Chesapeake Midstream Partners, L.P. (CHKM), a limited partnership to own, operate, develop and acquire natural gas gathering systems, priced its IPO on 28th July at $21, higher end of the range, giving a first day return of 6.7%.
Business Overview (from prospectus)
We are a limited partnership formed by Chesapeake and GIP to own, operate, develop and acquire natural gas gathering systems and other midstream energy assets. We are principally focused on natural gas gathering, the first segment of midstream energy infrastructure that connects natural gas produced at the wellhead to third-party takeaway pipelines. We provide gathering, treating and compression services to Chesapeake and Total, our primary customers, and other third-party producers under long-term, fixed-fee contracts. Our gathering systems operate in our Barnett Shale region in north-central Texas and our Mid-Continent region, which includes the Anadarko, Arkoma, Delaware and Permian Basins. We generate the majority of our operating income in our Barnett Shale region, where we service approximately 1,700 wells in the core of the prolific Barnett Shale. In our Mid-Continent region, we have an enhanced focus on the unconventional resources located in the Colony Granite Wash and Texas Panhandle Granite Wash plays of the Anadarko Basin. Our systems consist of approximately 2,800 miles of gathering pipelines, servicing approximately 4,000 natural gas wells. For the three months ended March 31, 2010, our assets gathered approximately 1.5 Bcf of natural gas per day, which we believe ranks us among the largest natural gas gatherers in the U.S.

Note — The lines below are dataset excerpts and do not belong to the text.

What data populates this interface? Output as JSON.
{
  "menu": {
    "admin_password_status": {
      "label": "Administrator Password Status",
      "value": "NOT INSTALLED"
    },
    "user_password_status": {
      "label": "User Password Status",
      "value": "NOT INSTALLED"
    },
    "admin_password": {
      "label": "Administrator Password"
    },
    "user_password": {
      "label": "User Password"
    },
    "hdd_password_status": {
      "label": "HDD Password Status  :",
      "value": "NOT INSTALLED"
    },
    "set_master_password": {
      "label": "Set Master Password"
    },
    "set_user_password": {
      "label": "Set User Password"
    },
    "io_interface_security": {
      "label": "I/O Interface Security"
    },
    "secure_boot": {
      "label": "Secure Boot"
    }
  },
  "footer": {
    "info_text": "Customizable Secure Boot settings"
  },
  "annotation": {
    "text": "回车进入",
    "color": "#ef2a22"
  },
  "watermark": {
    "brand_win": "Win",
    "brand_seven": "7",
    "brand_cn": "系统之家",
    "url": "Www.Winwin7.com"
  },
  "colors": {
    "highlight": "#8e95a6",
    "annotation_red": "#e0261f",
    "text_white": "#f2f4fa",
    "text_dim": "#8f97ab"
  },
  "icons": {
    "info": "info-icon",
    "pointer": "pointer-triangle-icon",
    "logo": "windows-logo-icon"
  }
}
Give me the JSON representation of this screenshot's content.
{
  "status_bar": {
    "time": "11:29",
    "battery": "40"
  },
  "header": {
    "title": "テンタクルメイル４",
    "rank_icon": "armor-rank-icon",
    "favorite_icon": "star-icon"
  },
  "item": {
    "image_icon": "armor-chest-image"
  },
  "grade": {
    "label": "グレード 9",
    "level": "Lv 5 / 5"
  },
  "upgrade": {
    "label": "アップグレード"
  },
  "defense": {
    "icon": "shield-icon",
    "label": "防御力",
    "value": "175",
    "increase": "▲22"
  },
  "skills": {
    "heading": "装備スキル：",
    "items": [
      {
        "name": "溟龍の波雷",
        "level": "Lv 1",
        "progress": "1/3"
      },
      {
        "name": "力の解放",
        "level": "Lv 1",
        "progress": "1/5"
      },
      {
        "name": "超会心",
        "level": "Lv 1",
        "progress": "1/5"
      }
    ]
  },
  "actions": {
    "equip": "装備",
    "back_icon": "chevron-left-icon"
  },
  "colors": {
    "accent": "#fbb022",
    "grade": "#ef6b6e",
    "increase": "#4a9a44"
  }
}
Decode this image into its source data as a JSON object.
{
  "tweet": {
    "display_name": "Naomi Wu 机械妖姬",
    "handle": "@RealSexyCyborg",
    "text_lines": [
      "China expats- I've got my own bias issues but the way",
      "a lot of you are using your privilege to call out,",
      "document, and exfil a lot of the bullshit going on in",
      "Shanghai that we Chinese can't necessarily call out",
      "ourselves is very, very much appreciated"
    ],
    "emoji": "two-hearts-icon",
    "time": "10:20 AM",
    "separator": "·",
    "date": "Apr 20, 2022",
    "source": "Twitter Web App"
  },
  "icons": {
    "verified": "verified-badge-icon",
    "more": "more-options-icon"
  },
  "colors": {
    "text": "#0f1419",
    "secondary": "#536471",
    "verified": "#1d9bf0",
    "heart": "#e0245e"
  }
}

Offering: 21.3 million shares at $21 per share. Net proceeds of approximately $112 million will be used for debt repayment and $223.5 million will be used for capital expenditure.
Lead Underwriters: UBS Investment Bank (NYSE:UBS), Citi (NYSE:C), Morgan Stanley (NYSE:MS), BofA Merrill Lynch (NYSE:BAC), Barclays Capital (NYSE:BCS), Credit Suisse (NYSE:CS), Goldman, Sachs & Co. (NYSE:GS), Wells Fargo Securities (NYSE:WFC)
Revenues for three months ended March 31, 2010 were $95.4 million...Operating expenses three months ended March 31, 2010 were $30.7 million...Operating income three months ended March 31, 2010 were $35.5 million...Net income three months ended March 31, 2010 were $34.9 million...
iven that substantially all of the natural gas gathered and transported through our systems is owned by Chesapeake, Total and their working interest partners within our acreage dedications, we do not currently face significant competition for our natural gas volumes. In addition, Chesapeake and Total have dedicated all of their natural gas produced from existing and future wells located on lands within our acreage dedication in the Barnett Shale region, and Chesapeake has made a similar dedication in our Mid-Continent region.
In the future, we may face competition for Chesapeake’s production drilled outside of our acreage dedication and in attracting third-party volumes to our systems. Additionally, to the extent we make acquisitions from third parties we could face incremental competition. Competition for natural gas volumes is primarily based on reputation, commercial terms, reliability, service levels, location, available capacity, capital expenditures and fuel efficiencies. We currently anticipate that our competitors in our Barnett Shale region would include Energy Transfer Partners (NYSE:ETP), Crosstex Energy (XTEX), Quicksilver Gas Services, Freedom Pipeline, Peregrine Pipeline, XTO Energy, EOG Resources (NYSE:EOG), DFW Mid-Stream and Enbridge Energy Partners (NYSE:EEP). We currently anticipate that our competitors in our Mid-Continent region would include Enogex, Atlas Pipeline Partners (NYSE:APL) and DCP Midstream (NYSE:DPM).